The @SXSWPartyzzzzz account, a little ridiculous itself, has advertised everything from a “makeshift artisan pinata store on Cesar Chavez” run by Microsoft and Etsy to a crowd-sourced documentary on zebra mussels promoted by “Jessica Chastain and hologram Lou Bega.”
Treadway manages the account with fellow UT alumnus Ross Luippold, a former contributor to the Texas Travesty as well as a current associate comedy editor at The Huffington Post. Neither Treadway nor Luippold has publicly claimed the Twitter account, lending an air of mystery to the writers behind the ludicrous updates and Microsoft Paint-quality icon photo.
Although Luippold previously managed a parody Twitter account where he posed as President William Powers Jr. (which, according to The Chronicle of Higher Education, was shut down by Twitter at the University’s request), Treadway is a novice as far as parody Twitter accounts go. His inexperience hasn’t harmed the popularity of the account, which has gained more than 3,600 followers since it was started three weeks ago.
“I honestly never expected anyone to really read it,” Treadway said.
As for the sudden popularity of the account, Treadway chalked it up to a series of retweets by Twitter users with more than 20,000 followers, as well as the conflicting feelings people have about SXSW.
“I don’t know if it’s even a matter of being super funny and fresh. I think the tweets can get repetitive,” Treadway said. “But I think it’s a matter of filling a niche. I think that people love SXSW, but dislike that they like it.”
Treadway attended the festival in 2011 and experienced the full range of SXSW emotions.
“I remember the first day, I was exuberant. It was this whole world full of possibilities,” Treadway said. “And then by Day 5 it becomes this zombie march of sorts. To some extent it becomes this corporate pissing contest for everyone’s benefit, because there’s all these free drinks and free everything.”
But Treadway cuts the festival some slack.

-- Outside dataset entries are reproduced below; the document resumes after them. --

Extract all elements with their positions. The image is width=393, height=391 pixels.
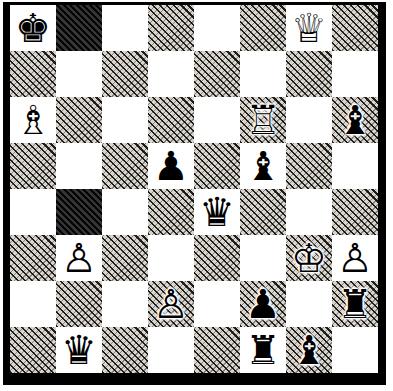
piece-white-bishop: ♗: [15, 97, 51, 143]
square-d7[interactable]: [148, 51, 194, 97]
square-a7[interactable]: [10, 51, 56, 97]
square-a6[interactable]: ♗: [10, 97, 56, 143]
piece-black-pawn: ♟: [153, 143, 189, 189]
square-c7[interactable]: [102, 51, 148, 97]
piece-black-king: ♚: [15, 5, 51, 51]
piece-white-queen: ♕: [291, 5, 327, 51]
square-b6[interactable]: [56, 97, 102, 143]
square-f1[interactable]: ♜: [240, 327, 286, 373]
square-f3[interactable]: [240, 235, 286, 281]
square-e7[interactable]: [194, 51, 240, 97]
square-d6[interactable]: [148, 97, 194, 143]
square-b8[interactable]: [56, 5, 102, 51]
square-c2[interactable]: [102, 281, 148, 327]
piece-white-pawn: ♙: [153, 281, 189, 327]
square-h8[interactable]: [332, 5, 378, 51]
square-b3[interactable]: ♙: [56, 235, 102, 281]
square-a4[interactable]: [10, 189, 56, 235]
square-g4[interactable]: [286, 189, 332, 235]
chess-board: ♚♕♗♖♝♟♝♛♙♔♙♙♟♜♛♜♝: [10, 5, 378, 373]
square-h1[interactable]: [332, 327, 378, 373]
square-h2[interactable]: ♜: [332, 281, 378, 327]
square-e1[interactable]: [194, 327, 240, 373]
square-g6[interactable]: [286, 97, 332, 143]
square-e4[interactable]: ♛: [194, 189, 240, 235]
square-f8[interactable]: [240, 5, 286, 51]
square-b5[interactable]: [56, 143, 102, 189]
piece-black-queen: ♛: [61, 327, 97, 373]
square-b4[interactable]: [56, 189, 102, 235]
square-d4[interactable]: [148, 189, 194, 235]
square-b1[interactable]: ♛: [56, 327, 102, 373]
piece-white-king: ♔: [291, 235, 327, 281]
square-c5[interactable]: [102, 143, 148, 189]
square-a1[interactable]: [10, 327, 56, 373]
square-b2[interactable]: [56, 281, 102, 327]
square-f5[interactable]: ♝: [240, 143, 286, 189]
square-g3[interactable]: ♔: [286, 235, 332, 281]
square-c3[interactable]: [102, 235, 148, 281]
square-f2[interactable]: ♟: [240, 281, 286, 327]
square-e6[interactable]: [194, 97, 240, 143]
square-d8[interactable]: [148, 5, 194, 51]
square-e2[interactable]: [194, 281, 240, 327]
piece-black-pawn: ♟: [245, 281, 281, 327]
diagram-frame: ♚♕♗♖♝♟♝♛♙♔♙♙♟♜♛♜♝: [3, 2, 386, 385]
square-h7[interactable]: [332, 51, 378, 97]
piece-white-pawn: ♙: [337, 235, 373, 281]
piece-black-bishop: ♝: [291, 327, 327, 373]
square-h4[interactable]: [332, 189, 378, 235]
piece-white-rook: ♖: [245, 97, 281, 143]
square-c6[interactable]: [102, 97, 148, 143]
piece-black-rook: ♜: [337, 281, 373, 327]
square-f6[interactable]: ♖: [240, 97, 286, 143]
square-a3[interactable]: [10, 235, 56, 281]
square-g7[interactable]: [286, 51, 332, 97]
square-g2[interactable]: [286, 281, 332, 327]
square-h5[interactable]: [332, 143, 378, 189]
square-c4[interactable]: [102, 189, 148, 235]
square-c8[interactable]: [102, 5, 148, 51]
piece-black-rook: ♜: [245, 327, 281, 373]
square-d3[interactable]: [148, 235, 194, 281]
square-f4[interactable]: [240, 189, 286, 235]
square-d5[interactable]: ♟: [148, 143, 194, 189]
square-g1[interactable]: ♝: [286, 327, 332, 373]
square-d2[interactable]: ♙: [148, 281, 194, 327]
piece-white-pawn: ♙: [61, 235, 97, 281]
piece-black-bishop: ♝: [337, 97, 373, 143]
square-e5[interactable]: [194, 143, 240, 189]
square-f7[interactable]: [240, 51, 286, 97]
piece-black-bishop: ♝: [245, 143, 281, 189]
square-d1[interactable]: [148, 327, 194, 373]
piece-black-queen: ♛: [199, 189, 235, 235]
square-h3[interactable]: ♙: [332, 235, 378, 281]
square-g5[interactable]: [286, 143, 332, 189]
square-c1[interactable]: [102, 327, 148, 373]
square-e3[interactable]: [194, 235, 240, 281]
square-a2[interactable]: [10, 281, 56, 327]
square-g8[interactable]: ♕: [286, 5, 332, 51]
square-e8[interactable]: [194, 5, 240, 51]
square-b7[interactable]: [56, 51, 102, 97]
square-a8[interactable]: ♚: [10, 5, 56, 51]
square-h6[interactable]: ♝: [332, 97, 378, 143]
square-a5[interactable]: [10, 143, 56, 189]
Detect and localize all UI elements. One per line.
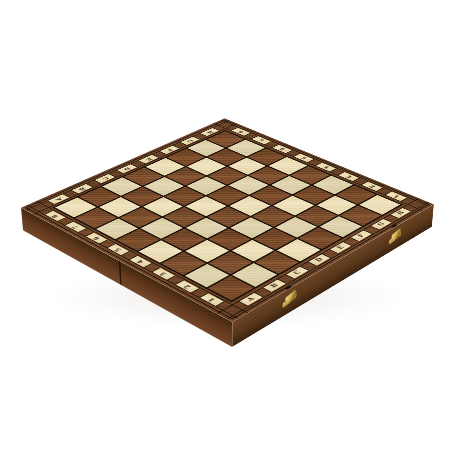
- coord-plate-file-f: F: [350, 230, 372, 242]
- square-c4: [185, 218, 227, 239]
- coord-plate-file-d: D: [307, 254, 330, 266]
- coord-label: H: [205, 130, 214, 134]
- square-b2: [208, 251, 252, 274]
- square-c1: [255, 251, 299, 274]
- board-top-face: ABCDEFGH ABCDEFGH 87654321 87654321: [21, 118, 434, 322]
- coord-label: B: [77, 186, 87, 191]
- coord-label: 2: [182, 284, 192, 289]
- coord-label: 3: [344, 175, 352, 179]
- coord-label: 7: [70, 225, 79, 230]
- coord-label: 4: [135, 259, 145, 264]
- square-g1: [340, 206, 381, 226]
- coord-plate-rank-8: 8: [44, 211, 65, 222]
- square-a3: [161, 252, 205, 275]
- coord-label: C: [100, 176, 109, 180]
- coord-label: 7: [257, 139, 265, 143]
- product-photo: ABCDEFGH ABCDEFGH 87654321 87654321: [0, 0, 450, 450]
- square-e1: [299, 228, 341, 249]
- square-a1: [208, 276, 253, 300]
- coord-plate-rank-6: 6: [85, 233, 107, 245]
- coord-label: E: [335, 245, 345, 250]
- coord-label: 6: [278, 147, 286, 151]
- square-a4: [139, 240, 182, 262]
- coord-label: 1: [206, 297, 216, 303]
- coord-plate-rank-2: 2: [175, 280, 199, 293]
- coord-plate-rank-3: 3: [151, 268, 175, 281]
- coord-label: A: [54, 197, 63, 201]
- coord-plate-file-b: B: [262, 279, 286, 292]
- scene: ABCDEFGH ABCDEFGH 87654321 87654321: [0, 0, 450, 450]
- coord-label: 5: [299, 156, 307, 160]
- square-c3: [208, 228, 251, 250]
- brass-latch-icon: [285, 289, 297, 305]
- coord-label: H: [395, 210, 405, 215]
- chess-board: ABCDEFGH ABCDEFGH 87654321 87654321: [21, 118, 434, 322]
- square-b4: [162, 229, 205, 251]
- square-e3: [252, 206, 293, 226]
- coord-label: G: [185, 139, 194, 143]
- coord-strip-southeast: ABCDEFGH: [216, 198, 429, 319]
- coord-label: 3: [158, 271, 168, 276]
- coord-label: D: [314, 257, 325, 263]
- square-a7: [75, 208, 116, 228]
- coord-label: 8: [50, 214, 59, 218]
- coord-plate-rank-1: 1: [199, 293, 224, 306]
- brass-latch-icon: [391, 228, 401, 243]
- coord-plate-rank-4: 4: [129, 256, 152, 268]
- coord-plate-rank-5: 5: [106, 244, 129, 256]
- coord-label: 8: [236, 130, 244, 134]
- square-f2: [296, 206, 337, 226]
- coord-label: 2: [367, 184, 376, 188]
- square-d1: [277, 239, 320, 261]
- coord-plate-file-c: C: [285, 266, 308, 279]
- coord-plate-file-a: A: [238, 292, 262, 306]
- coord-strip-southwest: 87654321: [26, 201, 248, 319]
- coord-label: C: [292, 270, 302, 275]
- coord-label: 5: [113, 247, 123, 252]
- square-a2: [184, 264, 229, 288]
- coord-label: 6: [91, 236, 101, 241]
- square-b5: [141, 218, 183, 239]
- coord-plate-file-h: H: [390, 207, 411, 218]
- coord-label: 1: [392, 194, 401, 198]
- square-a5: [117, 229, 160, 251]
- square-d2: [253, 228, 295, 250]
- square-f1: [320, 216, 362, 237]
- square-d3: [230, 217, 272, 238]
- square-c5: [164, 207, 205, 227]
- coord-plate-file-g: G: [370, 218, 391, 229]
- square-b3: [185, 240, 228, 262]
- coord-label: G: [376, 222, 386, 227]
- coord-label: D: [122, 166, 131, 170]
- coord-label: E: [144, 157, 153, 161]
- square-e2: [275, 217, 317, 238]
- fold-seam: [119, 261, 121, 285]
- coord-plate-file-e: E: [329, 241, 351, 253]
- square-b1: [232, 263, 277, 287]
- coord-label: B: [269, 283, 280, 289]
- coord-label: F: [165, 148, 173, 152]
- square-a6: [96, 218, 138, 239]
- square-b6: [119, 207, 160, 227]
- square-d4: [208, 207, 249, 227]
- coord-label: A: [245, 296, 256, 302]
- coord-label: 4: [321, 165, 329, 169]
- coord-label: F: [356, 233, 366, 238]
- square-c2: [231, 240, 274, 262]
- coord-plate-rank-7: 7: [64, 221, 86, 232]
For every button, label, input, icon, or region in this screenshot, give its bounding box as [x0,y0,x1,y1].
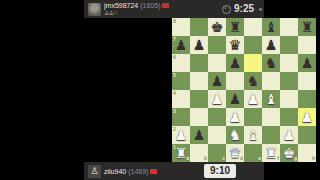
board-square[interactable]: ♟ [262,36,280,54]
file-label: b [204,156,207,161]
top-player-rating: (1605) [140,2,160,9]
black-p-piece[interactable]: ♟ [298,54,316,72]
bottom-player-avatar[interactable]: ♙ [88,165,101,178]
chess-board: 8♚♜♝♜7♟♟♛♟6♟♞♟5♟♞4♟♟♟♝3♟♟2♟♟♞♝♟1a♜bcd♛ef… [172,18,316,162]
board-square[interactable]: ♟ [226,54,244,72]
board-square[interactable] [190,90,208,108]
black-n-piece[interactable]: ♞ [262,54,280,72]
top-clock-area: 9:25 [222,4,262,14]
black-q-piece[interactable]: ♛ [226,36,244,54]
board-square[interactable] [280,36,298,54]
top-player-info[interactable]: jmx598724 (1605) ♙♙♘ [104,2,169,16]
board-square[interactable]: ♜ [298,18,316,36]
board-square[interactable] [190,18,208,36]
black-p-piece[interactable]: ♟ [226,90,244,108]
white-q-piece[interactable]: ♛ [226,144,244,162]
board-square[interactable] [298,90,316,108]
board-square[interactable]: ♟ [226,90,244,108]
board-square[interactable]: ♟ [226,108,244,126]
board-square[interactable] [244,18,262,36]
pawn-avatar-icon: ♙ [90,165,98,178]
board-square[interactable]: e [244,144,262,162]
bottom-player-flag-icon [150,169,157,174]
white-p-piece[interactable]: ♟ [280,126,298,144]
board-square[interactable] [244,36,262,54]
board-square[interactable] [280,90,298,108]
board-square[interactable] [190,72,208,90]
board-square[interactable]: 4 [172,90,190,108]
board-square[interactable]: ♛ [226,36,244,54]
white-r-piece[interactable]: ♜ [172,144,190,162]
white-b-piece[interactable]: ♝ [244,126,262,144]
board-square[interactable]: c [208,144,226,162]
top-player-name: jmx598724 [104,2,138,9]
top-captured-pieces: ♙♙♘ [104,10,169,16]
rank-label: 8 [173,19,176,24]
board-square[interactable] [298,126,316,144]
file-label: h [312,156,315,161]
board-square[interactable] [244,54,262,72]
board-square[interactable]: 3 [172,108,190,126]
board-square[interactable] [262,108,280,126]
board-square[interactable]: 6 [172,54,190,72]
black-n-piece[interactable]: ♞ [244,72,262,90]
board-square[interactable]: 7♟ [172,36,190,54]
board-square[interactable]: g♚ [280,144,298,162]
board-square[interactable]: ♜ [226,18,244,36]
white-n-piece[interactable]: ♞ [226,126,244,144]
board-square[interactable]: ♟ [280,126,298,144]
bottom-player-rating: (1489) [128,168,148,175]
black-r-piece[interactable]: ♜ [298,18,316,36]
board-square[interactable]: ♟ [298,108,316,126]
board-square[interactable]: 8 [172,18,190,36]
board-square[interactable]: d♛ [226,144,244,162]
board-square[interactable]: f♜ [262,144,280,162]
top-clock-time: 9:25 [234,4,254,14]
rank-label: 6 [173,55,176,60]
board-square[interactable]: 5 [172,72,190,90]
top-player-avatar[interactable] [88,3,101,16]
board-square[interactable]: ♞ [244,72,262,90]
board-square[interactable]: ♟ [244,90,262,108]
black-r-piece[interactable]: ♜ [226,18,244,36]
board-square[interactable]: ♟ [298,54,316,72]
white-r-piece[interactable]: ♜ [262,144,280,162]
bottom-player-info[interactable]: zilu940 (1489) [104,168,157,175]
black-p-piece[interactable]: ♟ [226,54,244,72]
menu-dot-icon[interactable] [259,8,262,11]
white-p-piece[interactable]: ♟ [172,126,190,144]
black-p-piece[interactable]: ♟ [190,36,208,54]
black-p-piece[interactable]: ♟ [172,36,190,54]
top-player-bar: jmx598724 (1605) ♙♙♘ 9:25 [84,0,264,18]
board-square[interactable]: ♞ [226,126,244,144]
white-p-piece[interactable]: ♟ [208,90,226,108]
file-label: e [258,156,261,161]
video-frame: jmx598724 (1605) ♙♙♘ 9:25 ♙ zilu940 (148… [0,0,320,180]
board-square[interactable] [298,36,316,54]
white-p-piece[interactable]: ♟ [226,108,244,126]
board-square[interactable] [208,108,226,126]
board-square[interactable]: h [298,144,316,162]
white-k-piece[interactable]: ♚ [280,144,298,162]
board-square[interactable] [190,54,208,72]
board-square[interactable] [208,36,226,54]
board-square[interactable]: ♟ [208,90,226,108]
black-k-piece[interactable]: ♚ [208,18,226,36]
board-square[interactable]: ♟ [190,36,208,54]
bottom-player-bar: ♙ zilu940 (1489) 9:10 [84,162,264,180]
board-square[interactable] [208,54,226,72]
board-square[interactable] [208,126,226,144]
board-square[interactable] [280,18,298,36]
white-p-piece[interactable]: ♟ [298,108,316,126]
board-square[interactable]: 1a♜ [172,144,190,162]
board-square[interactable]: ♝ [262,18,280,36]
board-square[interactable]: 2♟ [172,126,190,144]
board-square[interactable] [226,72,244,90]
black-p-piece[interactable]: ♟ [208,72,226,90]
board-square[interactable] [190,108,208,126]
board-square[interactable] [298,72,316,90]
rank-label: 4 [173,91,176,96]
board-square[interactable]: ♞ [262,54,280,72]
board-square[interactable]: ♝ [262,90,280,108]
board-square[interactable] [262,72,280,90]
board-square[interactable]: ♝ [244,126,262,144]
board-square[interactable]: ♟ [208,72,226,90]
board-square[interactable] [262,126,280,144]
bottom-clock-time: 9:10 [204,164,236,178]
top-player-flag-icon [162,3,169,8]
board-square[interactable] [280,72,298,90]
white-p-piece[interactable]: ♟ [244,90,262,108]
black-p-piece[interactable]: ♟ [190,126,208,144]
app-content-strip: jmx598724 (1605) ♙♙♘ 9:25 ♙ zilu940 (148… [84,0,264,180]
board-square[interactable]: ♚ [208,18,226,36]
board-square[interactable]: ♟ [190,126,208,144]
board-square[interactable] [280,108,298,126]
clock-icon [222,5,231,14]
black-b-piece[interactable]: ♝ [262,18,280,36]
white-b-piece[interactable]: ♝ [262,90,280,108]
file-label: c [222,156,225,161]
rank-label: 3 [173,109,176,114]
board-square[interactable] [244,108,262,126]
bottom-player-name: zilu940 [104,168,126,175]
black-p-piece[interactable]: ♟ [262,36,280,54]
rank-label: 5 [173,73,176,78]
board-square[interactable] [280,54,298,72]
board-square[interactable]: b [190,144,208,162]
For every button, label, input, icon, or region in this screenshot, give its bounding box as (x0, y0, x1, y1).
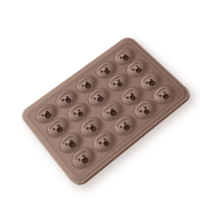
grid-cell (75, 112, 108, 143)
cavity-eye-left (77, 158, 81, 162)
cavity-mouth (103, 68, 111, 75)
cavity-eye-right (78, 109, 82, 112)
cavity-mouth (109, 109, 118, 117)
mold-cavity-face (56, 130, 85, 157)
cavity-grid (30, 44, 181, 175)
cavity-mouth (64, 97, 72, 105)
cavity-eye-right (90, 123, 94, 127)
mold-cavity-face (131, 97, 159, 122)
silicone-mold-tray (18, 35, 193, 188)
cavity-eye-right (103, 138, 107, 142)
cavity-eye-right (82, 154, 86, 158)
cavity-mouth (123, 124, 132, 132)
cavity-eye-left (139, 110, 143, 114)
mold-cavity-face (111, 113, 140, 139)
cavity-mouth (143, 108, 152, 116)
mold-cavity-face (44, 115, 72, 141)
grid-cell (41, 113, 74, 143)
mold-cavity-face (77, 114, 105, 140)
cavity-eye-right (124, 122, 128, 126)
cavity-eye-left (52, 128, 56, 132)
cavity-eye-right (69, 139, 73, 143)
mold-cavity-face (90, 128, 119, 155)
product-photo-stage (0, 0, 200, 200)
cavity-eye-right (110, 108, 114, 111)
cavity-mouth (68, 141, 77, 150)
cavity-eye-left (64, 143, 68, 147)
cavity-mouth (102, 140, 111, 149)
cavity-mouth (122, 55, 130, 62)
mold-tray-wrapper (18, 35, 193, 188)
mold-cavity-face (69, 145, 98, 173)
cavity-mouth (148, 80, 156, 87)
cavity-eye-right (57, 124, 61, 128)
cavity-eye-left (158, 95, 162, 98)
grid-cell (87, 126, 121, 158)
cavity-eye-left (119, 125, 123, 129)
cavity-eye-left (113, 83, 117, 86)
cavity-mouth (76, 111, 84, 119)
cavity-mouth (96, 96, 104, 104)
cavity-mouth (162, 93, 171, 101)
cavity-mouth (81, 156, 90, 165)
cavity-mouth (44, 112, 52, 120)
cavity-eye-left (73, 112, 77, 115)
grid-cell (128, 95, 161, 125)
cavity-mouth (129, 94, 138, 102)
grid-cell (108, 110, 142, 141)
cavity-eye-left (85, 127, 89, 131)
cavity-eye-right (143, 106, 147, 109)
cavity-eye-left (98, 141, 102, 145)
cavity-eye-left (106, 111, 110, 114)
cavity-mouth (56, 126, 65, 134)
grid-cell (66, 142, 101, 175)
grid-cell (53, 127, 87, 159)
cavity-mouth (116, 81, 124, 88)
cavity-mouth (89, 125, 98, 133)
cavity-mouth (135, 67, 143, 74)
cavity-mouth (84, 82, 92, 89)
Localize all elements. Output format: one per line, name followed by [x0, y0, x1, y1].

“Just the fact that there’s this place where people can have connections and have ideas and meet up is a very cool thing,” Treadway said.
He did not specify if it would be a cooler thing if Adele really were “launching breakfast tacos from a cannon on the steps of the Capitol,” as a tweet from the account on Feb. 27 suggested.
As for whether he’ll continue the account once SXSW ends, Treadway said it depends on whether he’s exhausted every possible situation and celebrity.
“I’m still striving for the golden moment when a large number of people take a fake event I tweet about seriously,” Treadway said.